From the standpoint of a telecommunications carrier, this gives the signal increased granularity by allowing the isolation of smaller chunks of the combined signal. Granularity is important in managing signal transmission and services. Few customers may need 2.5 Gbit/s today, but the aggregate of signals being transmitted between pairs of points can easily reach that level. For example, a carrier might group signals sent from San Francisco into several different optical channels on the same fiber. Separate add/drop multiplexers could drop one channel at San Mateo, another at Palo Alto, a third at Sunnyvale, and carry three more all the way to San Jose (see Fig. 2).

Emerging regional or "metro" optical networks may assign separate optical channels on the same fiber to customers who can use those channels to transmit in any format they choose. One might use Gigabit Ethernet, another might transmit raw digital video, and a third might use 2.5-Gbit/s SONET. These optical channels become separate information pipelines through the same fiber, which the network operator can manage regardless of content. New, highly automated systems speed provisioning, the process of finding transmission capacity and assigning it to customers, which is a major concern to carriers. In short, the optical network promises carriers a better way to manage their growing volume of traffic.
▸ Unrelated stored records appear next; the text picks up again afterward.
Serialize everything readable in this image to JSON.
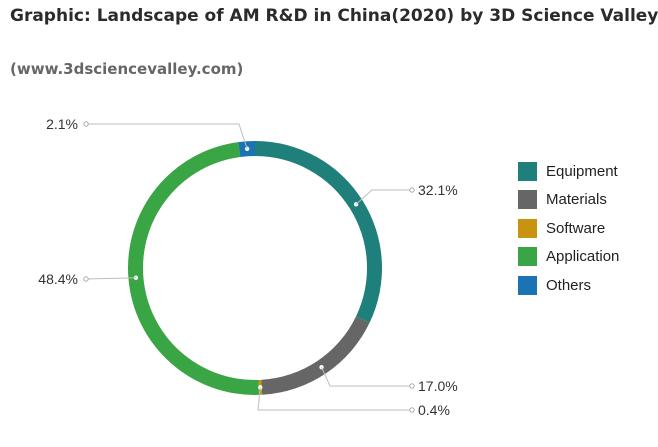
{
  "header": {
    "title": "Graphic: Landscape of AM R&D in China(2020) by 3D Science Valley",
    "subtitle": "(www.3dsciencevalley.com)"
  },
  "chart_data": {
    "type": "pie",
    "variant": "donut",
    "title": "",
    "categories": [
      "Equipment",
      "Materials",
      "Software",
      "Application",
      "Others"
    ],
    "values": [
      32.1,
      17.0,
      0.4,
      48.4,
      2.1
    ],
    "labels": [
      "32.1%",
      "17.0%",
      "0.4%",
      "48.4%",
      "2.1%"
    ],
    "colors": [
      "#1f7f7b",
      "#666666",
      "#c8940f",
      "#3aa545",
      "#1c73b4"
    ],
    "start": "top, clockwise",
    "legend": "right"
  }
}
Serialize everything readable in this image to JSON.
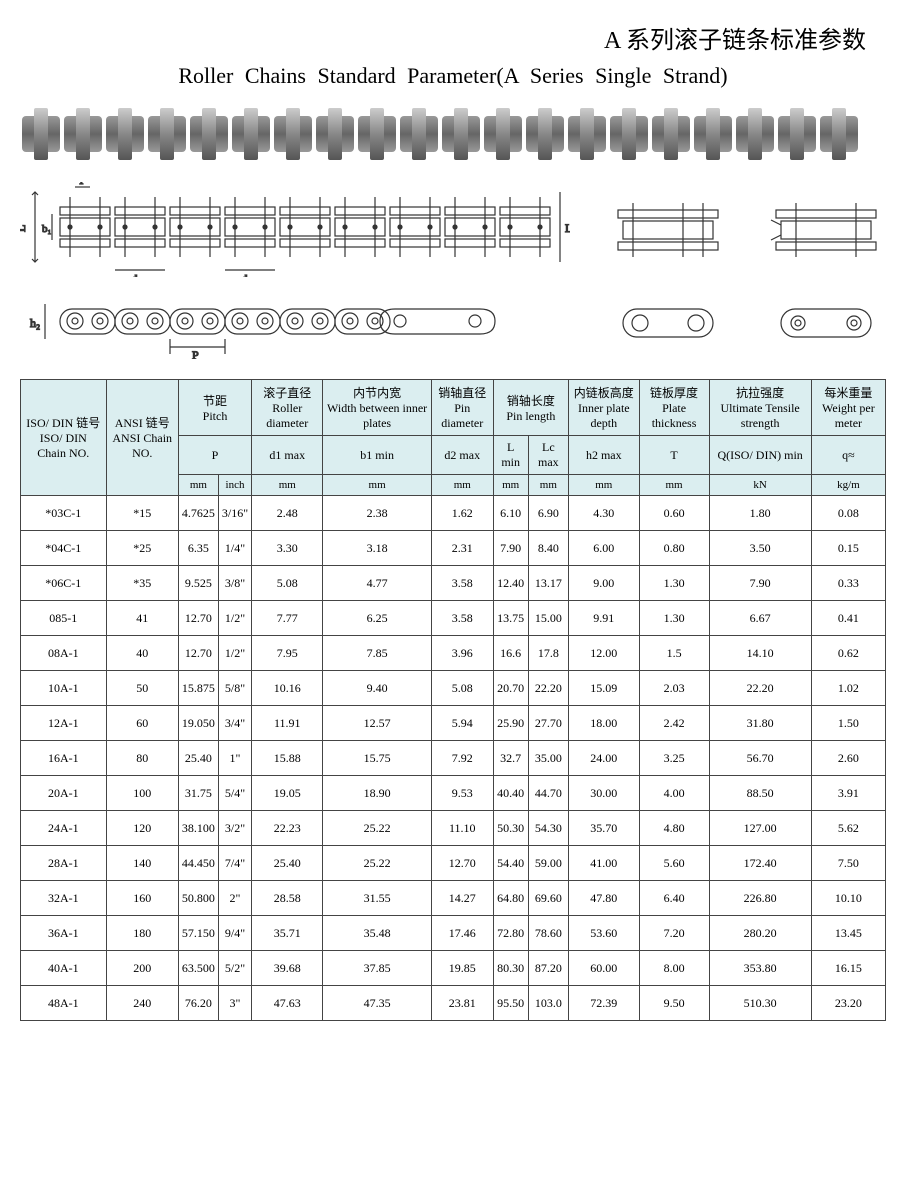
{
  "title": {
    "zh": "A 系列滚子链条标准参数",
    "en": "Roller Chains Standard Parameter(A Series Single Strand)"
  },
  "table": {
    "headers": {
      "iso_din": {
        "zh": "ISO/ DIN 链号",
        "en": "ISO/ DIN Chain NO."
      },
      "ansi": {
        "zh": "ANSI 链号",
        "en": "ANSI Chain NO."
      },
      "pitch": {
        "zh": "节距",
        "en": "Pitch",
        "sym": "P",
        "units": [
          "mm",
          "inch"
        ]
      },
      "roller_dia": {
        "zh": "滚子直径",
        "en": "Roller diameter",
        "sym": "d1 max",
        "unit": "mm"
      },
      "width_plates": {
        "zh": "内节内宽",
        "en": "Width between inner plates",
        "sym": "b1 min",
        "unit": "mm"
      },
      "pin_dia": {
        "zh": "销轴直径",
        "en": "Pin diameter",
        "sym": "d2 max",
        "unit": "mm"
      },
      "pin_len": {
        "zh": "销轴长度",
        "en": "Pin length",
        "syms": [
          "L min",
          "Lc max"
        ],
        "unit": "mm"
      },
      "plate_depth": {
        "zh": "内链板高度",
        "en": "Inner plate depth",
        "sym": "h2 max",
        "unit": "mm"
      },
      "plate_thick": {
        "zh": "链板厚度",
        "en": "Plate thickness",
        "sym": "T",
        "unit": "mm"
      },
      "tensile": {
        "zh": "抗拉强度",
        "en": "Ultimate Tensile strength",
        "sym": "Q(ISO/ DIN) min",
        "unit": "kN"
      },
      "weight": {
        "zh": "每米重量",
        "en": "Weight per meter",
        "sym": "q≈",
        "unit": "kg/m"
      }
    },
    "rows": [
      {
        "iso": "*03C-1",
        "ansi": "*15",
        "p_mm": "4.7625",
        "p_in": "3/16\"",
        "d1": "2.48",
        "b1": "2.38",
        "d2": "1.62",
        "L": "6.10",
        "Lc": "6.90",
        "h2": "4.30",
        "T": "0.60",
        "Q": "1.80",
        "q": "0.08"
      },
      {
        "iso": "*04C-1",
        "ansi": "*25",
        "p_mm": "6.35",
        "p_in": "1/4\"",
        "d1": "3.30",
        "b1": "3.18",
        "d2": "2.31",
        "L": "7.90",
        "Lc": "8.40",
        "h2": "6.00",
        "T": "0.80",
        "Q": "3.50",
        "q": "0.15"
      },
      {
        "iso": "*06C-1",
        "ansi": "*35",
        "p_mm": "9.525",
        "p_in": "3/8\"",
        "d1": "5.08",
        "b1": "4.77",
        "d2": "3.58",
        "L": "12.40",
        "Lc": "13.17",
        "h2": "9.00",
        "T": "1.30",
        "Q": "7.90",
        "q": "0.33"
      },
      {
        "iso": "085-1",
        "ansi": "41",
        "p_mm": "12.70",
        "p_in": "1/2\"",
        "d1": "7.77",
        "b1": "6.25",
        "d2": "3.58",
        "L": "13.75",
        "Lc": "15.00",
        "h2": "9.91",
        "T": "1.30",
        "Q": "6.67",
        "q": "0.41"
      },
      {
        "iso": "08A-1",
        "ansi": "40",
        "p_mm": "12.70",
        "p_in": "1/2\"",
        "d1": "7.95",
        "b1": "7.85",
        "d2": "3.96",
        "L": "16.6",
        "Lc": "17.8",
        "h2": "12.00",
        "T": "1.5",
        "Q": "14.10",
        "q": "0.62"
      },
      {
        "iso": "10A-1",
        "ansi": "50",
        "p_mm": "15.875",
        "p_in": "5/8\"",
        "d1": "10.16",
        "b1": "9.40",
        "d2": "5.08",
        "L": "20.70",
        "Lc": "22.20",
        "h2": "15.09",
        "T": "2.03",
        "Q": "22.20",
        "q": "1.02"
      },
      {
        "iso": "12A-1",
        "ansi": "60",
        "p_mm": "19.050",
        "p_in": "3/4\"",
        "d1": "11.91",
        "b1": "12.57",
        "d2": "5.94",
        "L": "25.90",
        "Lc": "27.70",
        "h2": "18.00",
        "T": "2.42",
        "Q": "31.80",
        "q": "1.50"
      },
      {
        "iso": "16A-1",
        "ansi": "80",
        "p_mm": "25.40",
        "p_in": "1\"",
        "d1": "15.88",
        "b1": "15.75",
        "d2": "7.92",
        "L": "32.7",
        "Lc": "35.00",
        "h2": "24.00",
        "T": "3.25",
        "Q": "56.70",
        "q": "2.60"
      },
      {
        "iso": "20A-1",
        "ansi": "100",
        "p_mm": "31.75",
        "p_in": "5/4\"",
        "d1": "19.05",
        "b1": "18.90",
        "d2": "9.53",
        "L": "40.40",
        "Lc": "44.70",
        "h2": "30.00",
        "T": "4.00",
        "Q": "88.50",
        "q": "3.91"
      },
      {
        "iso": "24A-1",
        "ansi": "120",
        "p_mm": "38.100",
        "p_in": "3/2\"",
        "d1": "22.23",
        "b1": "25.22",
        "d2": "11.10",
        "L": "50.30",
        "Lc": "54.30",
        "h2": "35.70",
        "T": "4.80",
        "Q": "127.00",
        "q": "5.62"
      },
      {
        "iso": "28A-1",
        "ansi": "140",
        "p_mm": "44.450",
        "p_in": "7/4\"",
        "d1": "25.40",
        "b1": "25.22",
        "d2": "12.70",
        "L": "54.40",
        "Lc": "59.00",
        "h2": "41.00",
        "T": "5.60",
        "Q": "172.40",
        "q": "7.50"
      },
      {
        "iso": "32A-1",
        "ansi": "160",
        "p_mm": "50.800",
        "p_in": "2\"",
        "d1": "28.58",
        "b1": "31.55",
        "d2": "14.27",
        "L": "64.80",
        "Lc": "69.60",
        "h2": "47.80",
        "T": "6.40",
        "Q": "226.80",
        "q": "10.10"
      },
      {
        "iso": "36A-1",
        "ansi": "180",
        "p_mm": "57.150",
        "p_in": "9/4\"",
        "d1": "35.71",
        "b1": "35.48",
        "d2": "17.46",
        "L": "72.80",
        "Lc": "78.60",
        "h2": "53.60",
        "T": "7.20",
        "Q": "280.20",
        "q": "13.45"
      },
      {
        "iso": "40A-1",
        "ansi": "200",
        "p_mm": "63.500",
        "p_in": "5/2\"",
        "d1": "39.68",
        "b1": "37.85",
        "d2": "19.85",
        "L": "80.30",
        "Lc": "87.20",
        "h2": "60.00",
        "T": "8.00",
        "Q": "353.80",
        "q": "16.15"
      },
      {
        "iso": "48A-1",
        "ansi": "240",
        "p_mm": "76.20",
        "p_in": "3\"",
        "d1": "47.63",
        "b1": "47.35",
        "d2": "23.81",
        "L": "95.50",
        "Lc": "103.0",
        "h2": "72.39",
        "T": "9.50",
        "Q": "510.30",
        "q": "23.20"
      }
    ]
  },
  "diagram_labels": {
    "L": "L",
    "b1": "b₁",
    "T": "T",
    "Lc": "Lc",
    "d1": "d₁",
    "d2": "d₂",
    "h2": "h₂",
    "P": "P"
  },
  "colors": {
    "header_bg": "#dbeef0",
    "border": "#444444",
    "text": "#000000",
    "bg": "#ffffff"
  }
}
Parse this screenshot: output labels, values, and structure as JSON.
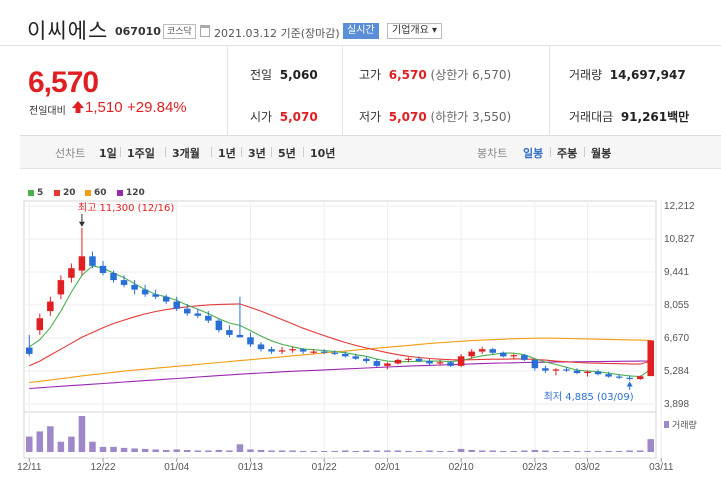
{
  "header": {
    "name": "이씨에스",
    "code": "067010",
    "market": "코스닥",
    "date": "2021.03.12 기준(장마감)",
    "realtime_label": "실시간",
    "overview_label": "기업개요 ▾"
  },
  "price": {
    "current": "6,570",
    "change_label": "전일대비",
    "change_value": "1,510",
    "change_pct": "+29.84%"
  },
  "stats": {
    "prev_close_label": "전일",
    "prev_close": "5,060",
    "high_label": "고가",
    "high": "6,570",
    "high_sub": "(상한가 6,570)",
    "volume_label": "거래량",
    "volume": "14,697,947",
    "open_label": "시가",
    "open": "5,070",
    "low_label": "저가",
    "low": "5,070",
    "low_sub": "(하한가 3,550)",
    "amount_label": "거래대금",
    "amount": "91,261",
    "amount_unit": "백만"
  },
  "period_bar": {
    "line_label": "선차트",
    "line_periods": [
      "1일",
      "1주일",
      "3개월",
      "1년",
      "3년",
      "5년",
      "10년"
    ],
    "candle_label": "봉차트",
    "candle_periods": [
      "일봉",
      "주봉",
      "월봉"
    ],
    "active_candle": "일봉"
  },
  "colors": {
    "up": "#e01f22",
    "down": "#2a6fd6",
    "ma5": "#4caf50",
    "ma20": "#e53935",
    "ma60": "#f39c12",
    "ma120": "#9c27b0",
    "volume": "#9e88c9"
  },
  "chart_data": {
    "type": "candlestick",
    "legend": [
      "5",
      "20",
      "60",
      "120"
    ],
    "y_ticks": [
      "12,212",
      "10,827",
      "9,441",
      "8,055",
      "6,670",
      "5,284",
      "3,898"
    ],
    "ylim": [
      3898,
      12212
    ],
    "x_ticks": [
      {
        "label": "12/11",
        "i": 0
      },
      {
        "label": "12/22",
        "i": 7
      },
      {
        "label": "01/04",
        "i": 14
      },
      {
        "label": "01/13",
        "i": 21
      },
      {
        "label": "01/22",
        "i": 28
      },
      {
        "label": "02/01",
        "i": 34
      },
      {
        "label": "02/10",
        "i": 41
      },
      {
        "label": "02/23",
        "i": 48
      },
      {
        "label": "03/02",
        "i": 53
      },
      {
        "label": "03/11",
        "i": 60
      }
    ],
    "volume_label": "거래량",
    "max_annotation": "최고 11,300 (12/16)",
    "min_annotation": "최저 4,885 (03/09)",
    "candles": [
      [
        6270,
        6800,
        5900,
        6000
      ],
      [
        7000,
        7700,
        6800,
        7500
      ],
      [
        7800,
        8400,
        7600,
        8200
      ],
      [
        8500,
        9300,
        8300,
        9100
      ],
      [
        9200,
        9800,
        9000,
        9600
      ],
      [
        9500,
        11300,
        9300,
        10100
      ],
      [
        10100,
        10300,
        9600,
        9700
      ],
      [
        9700,
        9900,
        9300,
        9400
      ],
      [
        9400,
        9500,
        9000,
        9100
      ],
      [
        9100,
        9300,
        8800,
        8900
      ],
      [
        8900,
        9100,
        8500,
        8700
      ],
      [
        8700,
        8900,
        8400,
        8500
      ],
      [
        8500,
        8700,
        8300,
        8400
      ],
      [
        8400,
        8500,
        8100,
        8200
      ],
      [
        8200,
        8400,
        7800,
        7900
      ],
      [
        7900,
        8100,
        7600,
        7700
      ],
      [
        7700,
        7900,
        7500,
        7600
      ],
      [
        7600,
        7800,
        7300,
        7400
      ],
      [
        7400,
        7500,
        6900,
        7000
      ],
      [
        7000,
        7200,
        6700,
        6800
      ],
      [
        6800,
        8400,
        6700,
        6700
      ],
      [
        6700,
        6900,
        6300,
        6400
      ],
      [
        6400,
        6500,
        6100,
        6200
      ],
      [
        6200,
        6300,
        6000,
        6100
      ],
      [
        6100,
        6300,
        6000,
        6150
      ],
      [
        6150,
        6300,
        6050,
        6200
      ],
      [
        6200,
        6250,
        6000,
        6100
      ],
      [
        6100,
        6200,
        6000,
        6100
      ],
      [
        6100,
        6200,
        6000,
        6050
      ],
      [
        6050,
        6150,
        5950,
        6000
      ],
      [
        6000,
        6100,
        5850,
        5900
      ],
      [
        5900,
        6000,
        5750,
        5800
      ],
      [
        5800,
        5900,
        5600,
        5700
      ],
      [
        5700,
        5800,
        5450,
        5500
      ],
      [
        5500,
        5650,
        5350,
        5600
      ],
      [
        5600,
        5800,
        5550,
        5750
      ],
      [
        5750,
        5850,
        5650,
        5800
      ],
      [
        5800,
        5900,
        5650,
        5700
      ],
      [
        5700,
        5800,
        5500,
        5600
      ],
      [
        5600,
        5750,
        5500,
        5650
      ],
      [
        5650,
        5700,
        5450,
        5500
      ],
      [
        5500,
        6000,
        5450,
        5900
      ],
      [
        5900,
        6200,
        5800,
        6100
      ],
      [
        6100,
        6300,
        6000,
        6200
      ],
      [
        6200,
        6250,
        6000,
        6050
      ],
      [
        6050,
        6100,
        5850,
        5900
      ],
      [
        5900,
        6000,
        5800,
        5950
      ],
      [
        5950,
        6000,
        5700,
        5750
      ],
      [
        5750,
        5800,
        5300,
        5400
      ],
      [
        5400,
        5500,
        5200,
        5300
      ],
      [
        5300,
        5400,
        5100,
        5350
      ],
      [
        5350,
        5450,
        5250,
        5300
      ],
      [
        5300,
        5400,
        5150,
        5200
      ],
      [
        5200,
        5300,
        5050,
        5250
      ],
      [
        5250,
        5350,
        5100,
        5150
      ],
      [
        5150,
        5250,
        5000,
        5050
      ],
      [
        5050,
        5150,
        4950,
        5000
      ],
      [
        5000,
        5100,
        4885,
        4950
      ],
      [
        4950,
        5100,
        4900,
        5060
      ],
      [
        5070,
        6570,
        5070,
        6570
      ]
    ],
    "volumes": [
      3,
      4,
      5,
      2,
      3,
      7,
      2,
      1,
      1,
      0.8,
      0.7,
      0.6,
      0.5,
      0.4,
      0.5,
      0.4,
      0.3,
      0.3,
      0.4,
      0.3,
      1.5,
      0.5,
      0.4,
      0.3,
      0.3,
      0.3,
      0.2,
      0.2,
      0.2,
      0.2,
      0.3,
      0.2,
      0.3,
      0.3,
      0.3,
      0.3,
      0.2,
      0.2,
      0.3,
      0.2,
      0.2,
      0.6,
      0.4,
      0.3,
      0.3,
      0.2,
      0.2,
      0.3,
      0.4,
      0.3,
      0.2,
      0.2,
      0.2,
      0.2,
      0.2,
      0.2,
      0.2,
      0.3,
      0.3,
      2.5
    ],
    "ma5": [
      6300,
      6600,
      7100,
      7800,
      8600,
      9300,
      9700,
      9600,
      9400,
      9200,
      8950,
      8700,
      8500,
      8400,
      8250,
      8050,
      7880,
      7700,
      7480,
      7300,
      7200,
      6980,
      6750,
      6550,
      6400,
      6300,
      6210,
      6180,
      6140,
      6100,
      6050,
      5970,
      5900,
      5780,
      5700,
      5670,
      5680,
      5690,
      5700,
      5700,
      5680,
      5720,
      5830,
      5920,
      5980,
      6040,
      6030,
      5970,
      5800,
      5660,
      5560,
      5440,
      5320,
      5280,
      5260,
      5190,
      5130,
      5080,
      5050,
      5350
    ],
    "ma20": [
      5500,
      5700,
      5950,
      6200,
      6450,
      6700,
      6900,
      7100,
      7280,
      7420,
      7560,
      7680,
      7780,
      7860,
      7920,
      7980,
      8020,
      8060,
      8080,
      8090,
      8100,
      7950,
      7800,
      7620,
      7440,
      7260,
      7080,
      6920,
      6770,
      6620,
      6480,
      6360,
      6250,
      6150,
      6050,
      5970,
      5900,
      5850,
      5810,
      5780,
      5760,
      5750,
      5760,
      5770,
      5780,
      5780,
      5790,
      5790,
      5770,
      5740,
      5700,
      5670,
      5640,
      5620,
      5610,
      5600,
      5590,
      5580,
      5575,
      5700
    ],
    "ma60": [
      4800,
      4850,
      4900,
      4960,
      5020,
      5080,
      5130,
      5180,
      5230,
      5280,
      5320,
      5360,
      5400,
      5440,
      5480,
      5520,
      5560,
      5600,
      5640,
      5680,
      5720,
      5760,
      5800,
      5840,
      5880,
      5920,
      5960,
      6000,
      6040,
      6080,
      6120,
      6160,
      6200,
      6240,
      6280,
      6320,
      6360,
      6400,
      6440,
      6470,
      6500,
      6530,
      6560,
      6580,
      6600,
      6620,
      6640,
      6650,
      6660,
      6660,
      6660,
      6650,
      6640,
      6630,
      6620,
      6610,
      6600,
      6590,
      6580,
      6570
    ],
    "ma120": [
      4550,
      4580,
      4610,
      4640,
      4670,
      4700,
      4730,
      4760,
      4790,
      4820,
      4850,
      4880,
      4910,
      4940,
      4970,
      5000,
      5030,
      5060,
      5090,
      5120,
      5150,
      5175,
      5200,
      5225,
      5250,
      5270,
      5290,
      5310,
      5330,
      5350,
      5370,
      5390,
      5410,
      5430,
      5450,
      5470,
      5490,
      5505,
      5520,
      5535,
      5550,
      5565,
      5580,
      5595,
      5610,
      5620,
      5630,
      5640,
      5650,
      5655,
      5660,
      5665,
      5670,
      5675,
      5680,
      5685,
      5690,
      5695,
      5700,
      5705
    ]
  }
}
OPTICAL SWITCHING AND ROUTING
Implementing optical networking poses some serious challenges. Fiberoptic "pipes" are well-developed, but optical switching and signal management is in its infancy. Emerging system designs pose some diverse requirements.

Ways to switch both individual optical channels and combined signals on various time scales are obviously needed. Both cases can be important. Today it may suffice for an add/drop multiplexer to always drop a certain channel in San Mateo, but eventually carriers would like to dynamically reconfigure their systems. Operators of metro networks want to be able to reroute signals quickly so they can supply customers with new capacity as soon as the order arrives. The ability to switch whole fibers full of signals is vital for route restoration in case traffic has to be rerouted around a cable break.

Optical networking also would benefit from wavelength converters, which could shift a signal from one wavelength to another (see Fig. 3). Wavelength conversion promises carriers the flexibility to use all the available optical channels, instead of just those that happen to be open along the entire transmission path. For example, a carrier might not have a single wavelength available all the way from Cleveland to Philadelphia, but might have 1540 nm from Cleveland to Pittsburgh, 1542 nm from Pittsburgh to Harrisburg, and 1538 nm from Harrisburg to Philadelphia.

Many details remain in implementing such systems. The easiest way to convert wavelengths today is electro-optically, by converting the input optical signal to electronic form and using it to drive a transmitter at the desired wavelength. Developers are exploring other alternatives, such as all-optical devices based on nonlinear optics or optical amplifiers, and driving tunable lasers that can select any available optical channel.